Get mean and standard deviation timeseries for a metric.

Args: results: Aggregated results metric: Name of the metric

Returns: Tuple of (mean, lower_bound, upper_bound) arrays

Source code in src/alberta_framework/utils/experiments.py
def get_metric_timeseries(
    results: AggregatedResults,
    metric: str = "squared_error",
) -> tuple[NDArray[np.float64], NDArray[np.float64], NDArray[np.float64]]:
    """Get mean and standard deviation timeseries for a metric.

    Args:
        results: Aggregated results
        metric: Name of the metric

    Returns:
        Tuple of (mean, lower_bound, upper_bound) arrays
    """
    arr = results.metric_arrays[metric]
    mean = np.mean(arr, axis=0)
    std = np.std(arr, axis=0)
    return mean, mean - std, mean + std

get_final_performance(results, metric='squared_error', window=100)

Get final performance (mean, std) for each config.

Args: results: Dictionary of aggregated results metric: Metric to evaluate window: Number of final steps to average

Returns: Dictionary mapping config name to (mean, std) tuple

Source code in src/alberta_framework/utils/experiments.py
def get_final_performance(
    results: dict[str, AggregatedResults],
    metric: str = "squared_error",
    window: int = 100,
) -> dict[str, tuple[float, float]]:
    """Get final performance (mean, std) for each config.

    Args:
        results: Dictionary of aggregated results
        metric: Metric to evaluate
        window: Number of final steps to average

    Returns:
        Dictionary mapping config name to (mean, std) tuple
    """
    performance: dict[str, tuple[float, float]] = {}
    for name, agg in results.items():
        arr = agg.metric_arrays[metric]
        final_window = min(window, arr.shape[1])
        final_means = np.mean(arr[:, -final_window:], axis=1)
        performance[name] = (float(np.mean(final_means)), float(np.std(final_means)))
    return performance

extract_hyperparameter_results(results, metric='squared_error', param_extractor=None)

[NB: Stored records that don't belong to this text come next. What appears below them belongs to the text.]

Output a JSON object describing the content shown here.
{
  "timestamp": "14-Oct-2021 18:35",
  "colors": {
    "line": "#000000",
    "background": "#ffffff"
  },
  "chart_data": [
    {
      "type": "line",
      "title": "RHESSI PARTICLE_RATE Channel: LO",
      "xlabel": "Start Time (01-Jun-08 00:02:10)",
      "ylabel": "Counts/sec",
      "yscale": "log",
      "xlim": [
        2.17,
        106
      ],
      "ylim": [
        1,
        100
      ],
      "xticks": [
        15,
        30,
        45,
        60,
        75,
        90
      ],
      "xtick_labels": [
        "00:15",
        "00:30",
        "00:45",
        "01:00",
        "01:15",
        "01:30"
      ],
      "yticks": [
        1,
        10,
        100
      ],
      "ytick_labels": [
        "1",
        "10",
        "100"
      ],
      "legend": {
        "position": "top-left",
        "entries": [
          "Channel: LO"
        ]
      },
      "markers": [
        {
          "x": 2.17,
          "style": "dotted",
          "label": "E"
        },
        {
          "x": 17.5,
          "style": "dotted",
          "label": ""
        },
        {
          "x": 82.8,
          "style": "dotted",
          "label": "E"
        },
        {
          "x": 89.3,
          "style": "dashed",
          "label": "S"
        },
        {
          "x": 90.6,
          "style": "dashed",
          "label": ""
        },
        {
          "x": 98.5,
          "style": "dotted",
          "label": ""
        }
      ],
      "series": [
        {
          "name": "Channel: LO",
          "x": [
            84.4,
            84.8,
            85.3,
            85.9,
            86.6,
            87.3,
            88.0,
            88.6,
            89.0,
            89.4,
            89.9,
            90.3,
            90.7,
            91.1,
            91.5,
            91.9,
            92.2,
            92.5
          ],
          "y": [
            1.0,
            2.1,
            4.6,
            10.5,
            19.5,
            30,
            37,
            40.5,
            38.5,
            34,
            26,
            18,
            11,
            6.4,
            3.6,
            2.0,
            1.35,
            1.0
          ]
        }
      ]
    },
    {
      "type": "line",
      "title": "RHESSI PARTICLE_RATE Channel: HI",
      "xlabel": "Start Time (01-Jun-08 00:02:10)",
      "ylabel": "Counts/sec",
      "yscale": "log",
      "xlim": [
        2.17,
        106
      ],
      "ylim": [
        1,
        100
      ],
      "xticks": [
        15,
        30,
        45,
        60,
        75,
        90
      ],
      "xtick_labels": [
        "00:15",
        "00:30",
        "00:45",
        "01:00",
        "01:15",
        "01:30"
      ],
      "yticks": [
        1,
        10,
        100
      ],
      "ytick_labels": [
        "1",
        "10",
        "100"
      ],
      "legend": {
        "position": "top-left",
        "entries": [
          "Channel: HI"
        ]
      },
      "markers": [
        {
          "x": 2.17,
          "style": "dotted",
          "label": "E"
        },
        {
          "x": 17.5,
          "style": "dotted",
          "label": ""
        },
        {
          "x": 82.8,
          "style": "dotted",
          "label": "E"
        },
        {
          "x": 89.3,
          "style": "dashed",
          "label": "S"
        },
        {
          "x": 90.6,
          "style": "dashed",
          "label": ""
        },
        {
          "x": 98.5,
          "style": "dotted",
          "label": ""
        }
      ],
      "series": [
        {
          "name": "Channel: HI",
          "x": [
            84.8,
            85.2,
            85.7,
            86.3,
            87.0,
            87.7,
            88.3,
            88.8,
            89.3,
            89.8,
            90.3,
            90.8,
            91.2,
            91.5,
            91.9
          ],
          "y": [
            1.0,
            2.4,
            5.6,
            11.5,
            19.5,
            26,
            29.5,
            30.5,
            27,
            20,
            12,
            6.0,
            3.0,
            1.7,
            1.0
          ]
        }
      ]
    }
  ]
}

Extract results indexed by hyperparameter value.

Useful for creating hyperparameter sensitivity plots.

Args: results: Dictionary of aggregated results metric: Metric to evaluate param_extractor: Function to extract param value from config name

Returns: Dictionary mapping param value to (mean, std) tuple

Source code in src/alberta_framework/utils/experiments.py
def extract_hyperparameter_results(
    results: dict[str, AggregatedResults],
    metric: str = "squared_error",
    param_extractor: Callable[[str], Any] | None = None,
) -> dict[Any, tuple[float, float]]:
    """Extract results indexed by hyperparameter value.

    Useful for creating hyperparameter sensitivity plots.

    Args:
        results: Dictionary of aggregated results
        metric: Metric to evaluate
        param_extractor: Function to extract param value from config name

    Returns:
        Dictionary mapping param value to (mean, std) tuple
    """
    performance = get_final_performance(results, metric)

    if param_extractor is None:
        return {k: v for k, v in performance.items()}

    return {param_extractor(name): perf for name, perf in performance.items()}